Researchers studied the dissected brain tissue for signs that traces of gum disease bacteria were present in the brain tissue of people with Alzheimer’s. They compared these samples with those taken from people who had not been diagnosed with the condition.
They tested how laboratory-grown cells that support brain nerve cells (astrocytes) absorbed and interacted with substances on the surface of gum disease bacteria (lipopolysaccharides). The researchers also looked at whether similar patterns were seen in the brain tissue from people.
What were the basic results?
The main results were:
- the laboratory-grown brain cell support cells absorbed lipopolysaccharides from the surface of the gum bacteria P. gingivalis
- the same pattern of absorption was observed in 4 out of the 10 brain tissue samples taken from people diagnosed with Alzheimer’s, but was not present in any of the 10 brain tissue samples from people without Alzheimer’s
How did the researchers interpret the results?
The observation that the brain tissue had absorbed some of the gum bacteria lipopolysaccharides was interpreted as meaning that this could potentially provoke an immune reaction in the brain.
This in turn could lead either directly or indirectly (through a cascade of other processes) to the degradation of brain cell function seen in people diagnosed with Alzheimer’s.
The researchers’ main interpretation was that, “demonstration of a known chronic oral pathogen-related virulence factor (lipopolysaccharides) reaching the human brains suggests an inflammatory role in the existing Alzheimer’s disease pathology”.
This was a hypothesis generated by the study results and was not studied directly.
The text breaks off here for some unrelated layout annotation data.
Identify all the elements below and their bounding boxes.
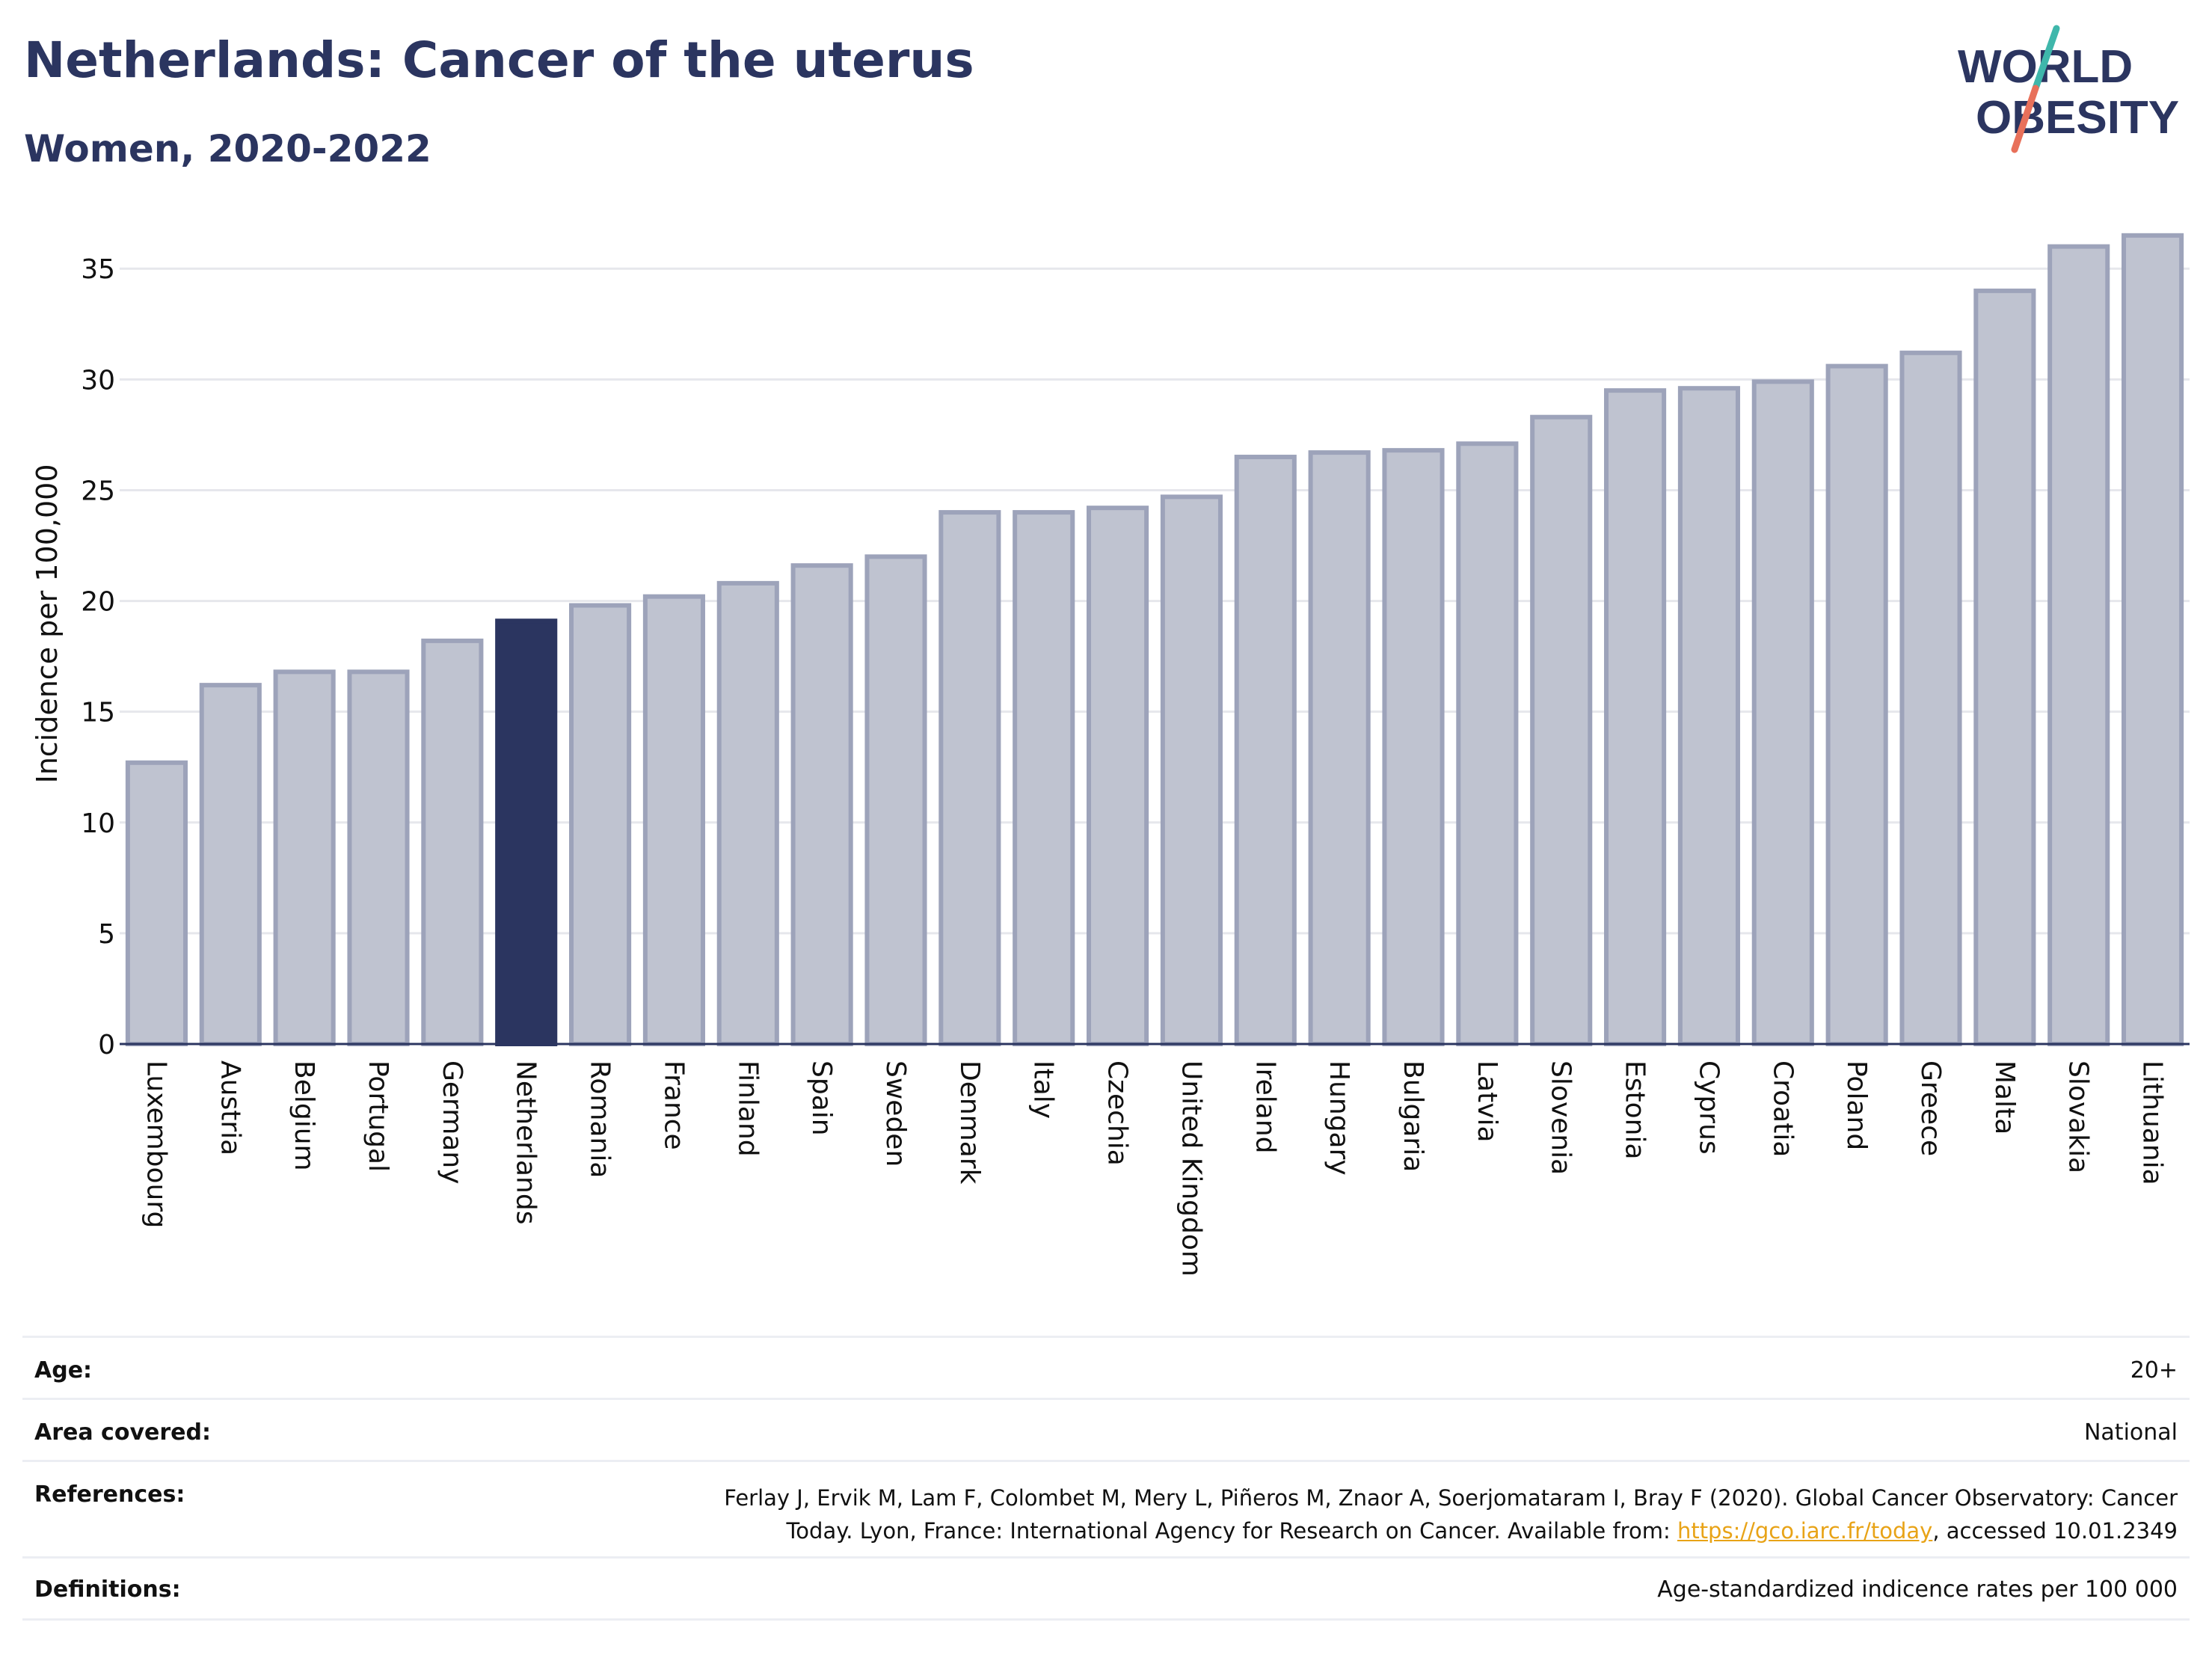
x-tick-label: Malta	[1989, 1060, 2020, 1134]
x-tick-label: Denmark	[954, 1060, 985, 1185]
bar-estonia	[1604, 388, 1667, 1046]
x-tick-label: Slovenia	[1546, 1060, 1576, 1175]
bar-finland	[716, 580, 779, 1046]
x-tick-label: Hungary	[1324, 1060, 1354, 1176]
bar-romania	[569, 603, 632, 1046]
meta-row-age: Age: 20+	[22, 1336, 2190, 1398]
chart-subtitle: Women, 2020-2022	[24, 127, 431, 171]
metadata-table: Age: 20+ Area covered: National Referenc…	[22, 1336, 2190, 1621]
bar-france	[642, 594, 705, 1046]
x-tick-label: France	[658, 1060, 689, 1150]
bar-malta	[1973, 288, 2036, 1046]
reference-text: Today. Lyon, France: International Agenc…	[786, 1518, 1677, 1544]
y-tick-label: 15	[81, 698, 115, 728]
x-tick-label: Italy	[1028, 1060, 1059, 1119]
meta-row-area: Area covered: National	[22, 1398, 2190, 1460]
bar-belgium	[273, 669, 336, 1046]
x-tick-label: Croatia	[1767, 1060, 1798, 1157]
bar-netherlands	[495, 618, 558, 1046]
x-tick-label: Romania	[585, 1060, 615, 1178]
x-tick-label: Belgium	[289, 1060, 319, 1171]
bar-croatia	[1751, 379, 1814, 1046]
meta-label-references: References:	[34, 1481, 185, 1508]
x-tick-label: Germany	[437, 1060, 467, 1184]
x-tick-label: Ireland	[1250, 1060, 1280, 1154]
bar-cyprus	[1677, 386, 1740, 1046]
y-tick-labels: 0 5 10 15 20 25 30 35	[81, 254, 115, 1060]
x-tick-label: Spain	[806, 1060, 837, 1136]
world-obesity-logo: WORLD OBESITY	[1958, 25, 2179, 153]
x-tick-label: Lithuania	[2137, 1060, 2168, 1185]
y-tick-label: 30	[81, 365, 115, 396]
meta-label-age: Age:	[34, 1357, 93, 1384]
y-tick-label: 35	[81, 254, 115, 285]
meta-value-definitions: Age-standardized indicence rates per 100…	[1657, 1576, 2178, 1603]
x-tick-label: Sweden	[880, 1060, 911, 1167]
bars	[125, 233, 2184, 1047]
bar-spain	[790, 563, 853, 1046]
bar-slovakia	[2047, 244, 2110, 1047]
x-tick-label: Latvia	[1472, 1060, 1502, 1143]
meta-value-age: 20+	[2130, 1357, 2178, 1384]
bar-italy	[1013, 510, 1075, 1046]
meta-value-area: National	[2083, 1419, 2178, 1446]
y-tick-label: 10	[81, 808, 115, 839]
meta-label-area: Area covered:	[34, 1419, 211, 1446]
bar-sweden	[864, 554, 927, 1046]
x-tick-label: Estonia	[1620, 1060, 1650, 1160]
bar-czechia	[1087, 506, 1149, 1046]
bar-lithuania	[2122, 233, 2184, 1047]
bar-bulgaria	[1382, 448, 1445, 1046]
x-tick-label: Austria	[215, 1060, 245, 1155]
bar-hungary	[1308, 450, 1371, 1046]
bar-chart: 0 5 10 15 20 25 30 35 Luxembourg Austria Belgium P…	[31, 233, 2190, 1277]
meta-row-definitions: Definitions: Age-standardized indicence …	[22, 1556, 2190, 1621]
reference-accessed: , accessed 10.01.2349	[1932, 1518, 2178, 1544]
reference-line-1: Ferlay J, Ervik M, Lam F, Colombet M, Me…	[724, 1485, 2178, 1511]
x-tick-label: Cyprus	[1693, 1060, 1724, 1155]
bar-germany	[421, 638, 484, 1046]
reference-line-2: Today. Lyon, France: International Agenc…	[724, 1514, 2178, 1547]
x-tick-label: Poland	[1841, 1060, 1872, 1150]
bar-portugal	[347, 669, 410, 1046]
y-axis-label: Incidence per 100,000	[31, 464, 64, 783]
x-tick-label: Luxembourg	[141, 1060, 171, 1228]
y-tick-label: 0	[98, 1030, 115, 1060]
x-tick-label: Bulgaria	[1398, 1060, 1428, 1172]
bar-greece	[1899, 350, 1962, 1046]
x-tick-label: Greece	[1915, 1060, 1946, 1156]
x-tick-label: Finland	[732, 1060, 763, 1157]
chart-title: Netherlands: Cancer of the uterus	[24, 31, 974, 89]
meta-value-references: Ferlay J, Ervik M, Lam F, Colombet M, Me…	[724, 1481, 2178, 1547]
bar-austria	[199, 683, 262, 1046]
bar-denmark	[938, 510, 1001, 1046]
bar-poland	[1825, 363, 1888, 1046]
logo-line2: OBESITY	[1976, 92, 2179, 144]
y-tick-label: 20	[81, 587, 115, 618]
bar-united-kingdom	[1160, 494, 1223, 1046]
x-tick-label: Slovakia	[2063, 1060, 2094, 1173]
y-tick-label: 5	[98, 919, 115, 950]
x-tick-label: Portugal	[363, 1060, 393, 1172]
y-tick-label: 25	[81, 476, 115, 506]
x-tick-labels: Luxembourg Austria Belgium Portugal Germany N…	[141, 1060, 2167, 1277]
bar-slovenia	[1530, 414, 1593, 1046]
meta-row-references: References: Ferlay J, Ervik M, Lam F, Co…	[22, 1460, 2190, 1556]
bar-latvia	[1456, 441, 1519, 1046]
meta-label-definitions: Definitions:	[34, 1576, 181, 1603]
x-tick-label: United Kingdom	[1176, 1060, 1206, 1277]
x-tick-label: Netherlands	[511, 1060, 541, 1224]
reference-link[interactable]: https://gco.iarc.fr/today	[1677, 1518, 1933, 1544]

Further research involving a much larger sample size is needed to add weight to the hypothesis.
This laboratory study showed that gum disease bacteria lipopolysaccharides were found in the brain tissue of 4 out of 10 recently deceased people diagnosed with Alzheimer’s, and 0 out of 10 people without the condition.
This provides some, very limited, evidence to support the theory that in some people with Alzheimer’s, the bacteria responsible for gum disease may be playing a role in the disease.
However, given the limited number of people involved, the difference may have arisen by chance and may not be generalisable to most people with Alzheimer’s. For instance, if more people were recruited to the study, some gum disease bacteria might have been found in the control group, which would lessen the differences between the groups.
A similar study involving a greater number of people in both groups is needed to confirm this study’s results. This would help better establish how many people with Alzheimer’s have signs of gum disease-related bacteria in their brain tissue. This research suggests that a minority (4 out of 10) showed signs of the bacteria, so the majority may not be affected by this.
A further limitation is that the researchers were unable to study whether the presence of the gum disease bacterial lipopolysaccharides in the brain tissue actually caused an inflammatory response that contributed to Alzheimer’s disease, as speculated. This wasn’t possible using the frozen tissue samples from recently deceased individuals.
Given these limitations, this study does not show that “brushing your teeth reduces [the] risk of dementia” or that “gum disease can lead to dementia”, as the media headlines report. This is an exaggeration and simplification of the research involved.
However, the research does highlight that there is plenty more to be understood about the causes of Alzheimer’s and the potential role gum disease bacteria and inflammation plays in this process.